Few nations have flouted the U.N. charter that lays out specific conditions for the use of pre-emptive force. Two extraordinary exceptions are Israel's 1981 strike on Iraq's OsIrak nuclear plant and the 1967 Six Day War, said Reus-Smidt.
"The major innovation of the Bush doctrine is the idea of prevention, and the war in Iraq can be seen as the first example of this," said Reus-Smidt. He said Washington, rebuffed in the U.N. Security Council in its quest for world backing to pre-empt Saddam Hussein's suspected weapons program, had opted to act preventively.
That opens a Pandora's Box. "It's not clear what the limits are," said Hilary Charlesworth, professor at the Center for International and Public Law at the ANU. "This leaves the perception of threat in the eye of the beholder."
It reinforces fears of the United States going it alone, snubbing the international community when it suits it, for example on the Kyoto treaty on global warming or the International Criminal Court.
The United States has acted as other countries have throughout history, which is to look for the international law that suits them.
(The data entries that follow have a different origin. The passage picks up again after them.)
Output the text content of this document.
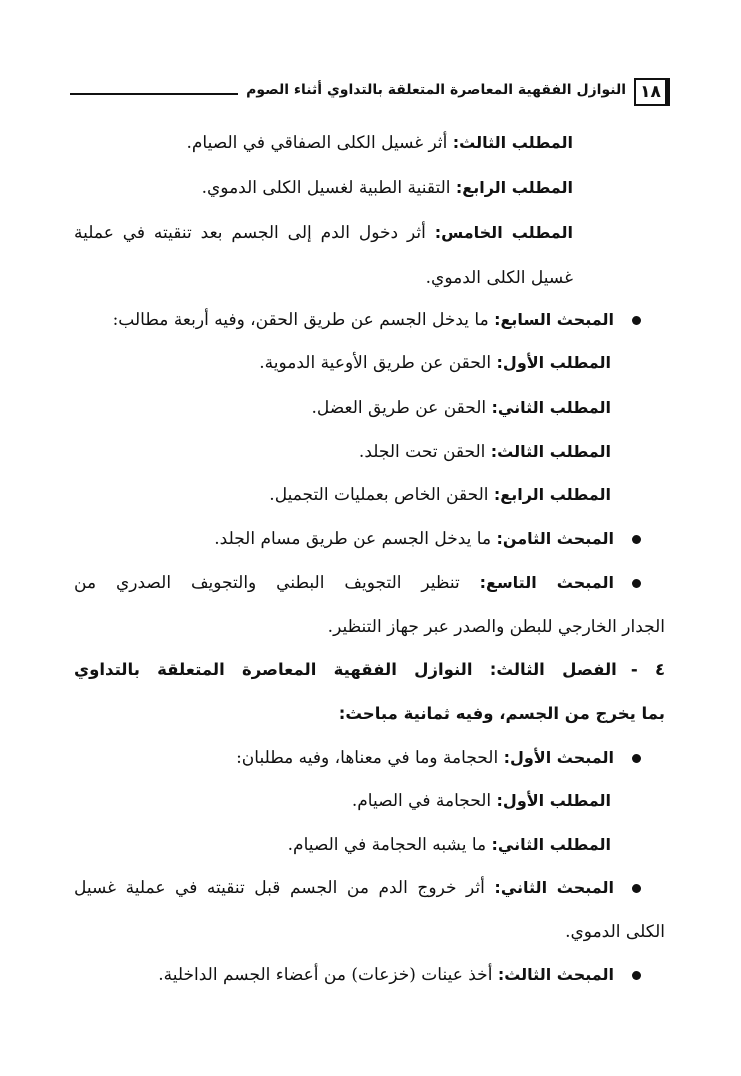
النوازل الفقهية المعاصرة المتعلقة بالتداوي أثناء الصوم ١٨
المطلب الثالث: أثر غسيل الكلى الصفاقي في الصيام.
المطلب الرابع: التقنية الطبية لغسيل الكلى الدموي.
المطلب الخامس: أثر دخول الدم إلى الجسم بعد تنقيته في عملية
غسيل الكلى الدموي.
المبحث السابع: ما يدخل الجسم عن طريق الحقن، وفيه أربعة مطالب:
المطلب الأول: الحقن عن طريق الأوعية الدموية.
المطلب الثاني: الحقن عن طريق العضل.
المطلب الثالث: الحقن تحت الجلد.
المطلب الرابع: الحقن الخاص بعمليات التجميل.
المبحث الثامن: ما يدخل الجسم عن طريق مسام الجلد.
المبحث التاسع: تنظير التجويف البطني والتجويف الصدري من
الجدار الخارجي للبطن والصدر عبر جهاز التنظير.
٤ -الفصل الثالث: النوازل الفقهية المعاصرة المتعلقة بالتداوي
بما يخرج من الجسم، وفيه ثمانية مباحث:
المبحث الأول: الحجامة وما في معناها، وفيه مطلبان:
المطلب الأول: الحجامة في الصيام.
المطلب الثاني: ما يشبه الحجامة في الصيام.
المبحث الثاني: أثر خروج الدم من الجسم قبل تنقيته في عملية غسيل
الكلى الدموي.
المبحث الثالث: أخذ عينات (خزعات) من أعضاء الجسم الداخلية.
And it was that free-for-all approach that the U.N. charter was aimed at halting. "We could be going back to a pre-U.N. charter world and I find that worrying," said Charlesworth.
Of course, what goes unspoken is that the United States regards itself as an exception, and knows that it can probably get away with a preventive war because it has more toys, and more powerful ones, than anyone else in the playground.
MORE SACRED THAN OTHERS
"The related political and diplomatic question is 'are we redefining sovereignty?"' said Bhaskar. "It's an Orwellian kind of sovereignty in which some are more sacred than others."
Analysts believe that deterrence may work in this new world, and thus a nuclear-ambitious North Korea may not be next. But what, asked one, would stop China taking a swipe at Taiwan? "What will be the restraints?" said Charlesworth. "International law is enforced by a sense of reciprocity and this is doing away with the fabric of international law."
Some say international law may have to change to ensure relevance in a world threatened by rogue states and suicide hijackers. When Osama bin Laden's Islamic revolutionaries flew planes into the World Trade Center, they may not only have transformed the course of history, but have wrought upheaval in the rules of war.
"After September 11, in a world in which unprovoked acts of terrorism could cost hundreds of thousands of lives, deterrence and passive self-defense are not enough," The Australian newspaper wrote in an editorial on Thursday.
That is a view that may hold sway at the Pentagon and in the White House, but stirs anxiety among legal and defense experts. "What is sauce for the goose is sauce for the gander," said Bhaskar. While other countries may lack the will, or indeed the might, to follow in U.S. footsteps they may be sorely tempted.
"The net effect of all of this is that it greatly increases the risk of wars, preventive and pre-emptive," said Reus-Smidt.